At this point, what you tell children and how you talk about cancer becomes central to your relationship with them. Most of us know children who are inquisitive and unafraid to ask the awkward questions that most adults would not. This behavior tells us that children notice and try to understand many of the complex issues around them. If you have lost your hair, or are feeling bad, children will notice and ask you why. If you look different than other adults who they know, or have a physical limitation as a result of your cancer diagnosis, they will ask you about that too.
It may help to know how most children process and understand the idea of cancer, especially when a parent has cancer, and how they cope with this knowledge.
The ability of a child to understand your illness and treatment is often based on age.
Children of all ages have some traits in common. First, they understand events in their lives in relationship to themselves first. This may be confused with being self-centered or ‘spoiled’ when it is a logical way of understanding. Second, children need to repeat the same questions until they have mastered a concept. The younger the child, the more repetitive. This can be maddening for the adult. For example, a 5-year-old may ask every morning for five days straight, “Where is Mommy?” only to be told over and over again that Mommy is in the hospital. Third, children ask questions and talk in small doses, often abruptly changing the subject when they have had enough. This is not insensitivity, but rather a method for coping with anxiety or cognitive “overload.” Finally, children have different issues than adults, often dictated by limits in understanding. For example, adults may be upset over a threatened loss, which is beyond the imagination of many adolescents. On the other hand, children tolerate helplessness better than most adults, because it is a more common experience in their daily lives. Additionally, children often teach adults about joy in the moment and acceptance.

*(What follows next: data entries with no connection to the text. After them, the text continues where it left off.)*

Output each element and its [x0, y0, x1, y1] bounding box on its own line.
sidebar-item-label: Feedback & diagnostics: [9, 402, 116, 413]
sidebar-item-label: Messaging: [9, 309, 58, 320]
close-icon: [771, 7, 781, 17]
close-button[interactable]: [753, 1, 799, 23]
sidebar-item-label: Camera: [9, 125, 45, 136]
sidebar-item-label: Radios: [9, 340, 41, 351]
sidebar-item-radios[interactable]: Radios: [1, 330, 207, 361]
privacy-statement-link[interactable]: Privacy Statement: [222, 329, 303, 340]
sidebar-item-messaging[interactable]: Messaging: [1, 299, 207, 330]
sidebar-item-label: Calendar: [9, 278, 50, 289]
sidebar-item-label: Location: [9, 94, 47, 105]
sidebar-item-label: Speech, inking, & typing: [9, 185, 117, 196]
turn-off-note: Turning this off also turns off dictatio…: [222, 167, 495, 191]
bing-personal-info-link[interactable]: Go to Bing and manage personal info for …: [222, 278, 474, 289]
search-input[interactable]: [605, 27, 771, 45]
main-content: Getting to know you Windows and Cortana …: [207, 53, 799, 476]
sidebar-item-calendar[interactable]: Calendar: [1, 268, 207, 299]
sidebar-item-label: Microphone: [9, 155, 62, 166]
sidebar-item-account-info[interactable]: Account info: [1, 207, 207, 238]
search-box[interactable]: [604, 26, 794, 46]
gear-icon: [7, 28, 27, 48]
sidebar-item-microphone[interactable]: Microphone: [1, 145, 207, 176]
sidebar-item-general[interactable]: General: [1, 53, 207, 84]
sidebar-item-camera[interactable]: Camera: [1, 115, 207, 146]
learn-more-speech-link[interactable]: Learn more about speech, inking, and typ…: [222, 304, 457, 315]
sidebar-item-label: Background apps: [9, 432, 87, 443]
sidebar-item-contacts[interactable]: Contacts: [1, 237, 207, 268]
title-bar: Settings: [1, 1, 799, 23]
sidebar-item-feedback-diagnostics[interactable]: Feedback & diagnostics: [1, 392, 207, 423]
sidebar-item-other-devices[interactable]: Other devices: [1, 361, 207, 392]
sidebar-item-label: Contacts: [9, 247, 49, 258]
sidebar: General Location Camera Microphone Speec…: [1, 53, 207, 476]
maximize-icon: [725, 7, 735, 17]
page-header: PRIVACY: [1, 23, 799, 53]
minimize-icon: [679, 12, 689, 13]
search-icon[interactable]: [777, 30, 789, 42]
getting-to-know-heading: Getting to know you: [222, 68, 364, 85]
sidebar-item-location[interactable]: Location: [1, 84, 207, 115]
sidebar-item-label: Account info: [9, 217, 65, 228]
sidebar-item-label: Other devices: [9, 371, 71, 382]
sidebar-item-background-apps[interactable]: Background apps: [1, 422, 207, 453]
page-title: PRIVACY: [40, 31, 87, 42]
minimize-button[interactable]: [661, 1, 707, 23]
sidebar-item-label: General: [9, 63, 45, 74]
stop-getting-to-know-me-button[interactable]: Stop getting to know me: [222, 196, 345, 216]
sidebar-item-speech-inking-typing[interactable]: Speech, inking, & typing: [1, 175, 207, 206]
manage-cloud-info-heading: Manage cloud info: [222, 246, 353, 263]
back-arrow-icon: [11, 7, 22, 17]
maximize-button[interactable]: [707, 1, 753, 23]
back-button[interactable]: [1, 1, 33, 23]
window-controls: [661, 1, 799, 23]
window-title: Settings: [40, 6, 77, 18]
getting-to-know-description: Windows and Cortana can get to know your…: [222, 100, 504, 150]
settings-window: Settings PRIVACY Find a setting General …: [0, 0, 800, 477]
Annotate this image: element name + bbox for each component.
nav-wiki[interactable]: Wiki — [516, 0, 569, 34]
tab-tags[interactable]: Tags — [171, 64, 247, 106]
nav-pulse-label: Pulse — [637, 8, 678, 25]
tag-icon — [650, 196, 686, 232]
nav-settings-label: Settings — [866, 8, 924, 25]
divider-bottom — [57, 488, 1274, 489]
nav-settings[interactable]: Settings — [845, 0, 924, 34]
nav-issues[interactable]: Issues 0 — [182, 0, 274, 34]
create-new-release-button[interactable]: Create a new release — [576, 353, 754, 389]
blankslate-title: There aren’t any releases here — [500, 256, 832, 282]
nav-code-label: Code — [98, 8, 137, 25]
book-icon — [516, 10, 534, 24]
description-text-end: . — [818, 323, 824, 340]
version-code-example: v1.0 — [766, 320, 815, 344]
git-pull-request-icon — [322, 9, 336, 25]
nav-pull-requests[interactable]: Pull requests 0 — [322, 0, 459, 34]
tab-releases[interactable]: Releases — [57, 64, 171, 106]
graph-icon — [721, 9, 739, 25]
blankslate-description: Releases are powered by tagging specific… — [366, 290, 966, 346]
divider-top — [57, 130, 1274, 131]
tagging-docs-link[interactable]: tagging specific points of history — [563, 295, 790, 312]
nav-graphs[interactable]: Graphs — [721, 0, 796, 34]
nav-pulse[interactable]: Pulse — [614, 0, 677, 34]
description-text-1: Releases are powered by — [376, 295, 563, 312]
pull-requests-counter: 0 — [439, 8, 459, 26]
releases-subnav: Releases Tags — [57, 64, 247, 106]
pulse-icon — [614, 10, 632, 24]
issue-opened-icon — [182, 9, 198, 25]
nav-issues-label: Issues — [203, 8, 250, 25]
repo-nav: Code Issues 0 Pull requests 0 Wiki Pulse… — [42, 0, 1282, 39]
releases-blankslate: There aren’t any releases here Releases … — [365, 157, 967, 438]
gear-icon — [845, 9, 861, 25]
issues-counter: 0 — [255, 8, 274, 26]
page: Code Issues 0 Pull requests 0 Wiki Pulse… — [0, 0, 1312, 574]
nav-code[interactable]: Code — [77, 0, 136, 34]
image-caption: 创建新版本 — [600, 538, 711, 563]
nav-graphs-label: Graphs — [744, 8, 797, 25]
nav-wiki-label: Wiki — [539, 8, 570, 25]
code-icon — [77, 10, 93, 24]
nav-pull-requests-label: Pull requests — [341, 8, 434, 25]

There is a universal rule when talking with children about serious subjects — answer only the question they ask, and don’t assume that they are asking more than what they have actually said. If you can do this, you can help the children in your life understand the information you are telling them a little at a time, which is easiest for any child.
Adult children can present different challenges and concerns, which are no less important or emotional in nature. Many adult children of cancer survivors are very supportive and loving when a parent has breast cancer. For female children, however, dealing with their mother’s breast cancer diagnosis can be especially difficult when they realize that their parent’s diagnosis brings them increased risk. Often, female children will wonder if they are going to get breast cancer, and if they do, will it be like your experience with the disease.
Many women feel angry at the possibility that they might die before their children have fully grown, lived their lives, accomplished great things and started a family. Children often feel angry at the possibility that they might lose their mother sooner than they expected.
Dealing with these difficult feelings can be affected by where your children live, and whether or not they are close to you or far away. Many parents are emotionally closer to children who live near to them: this can affect how much you share with your children and how often.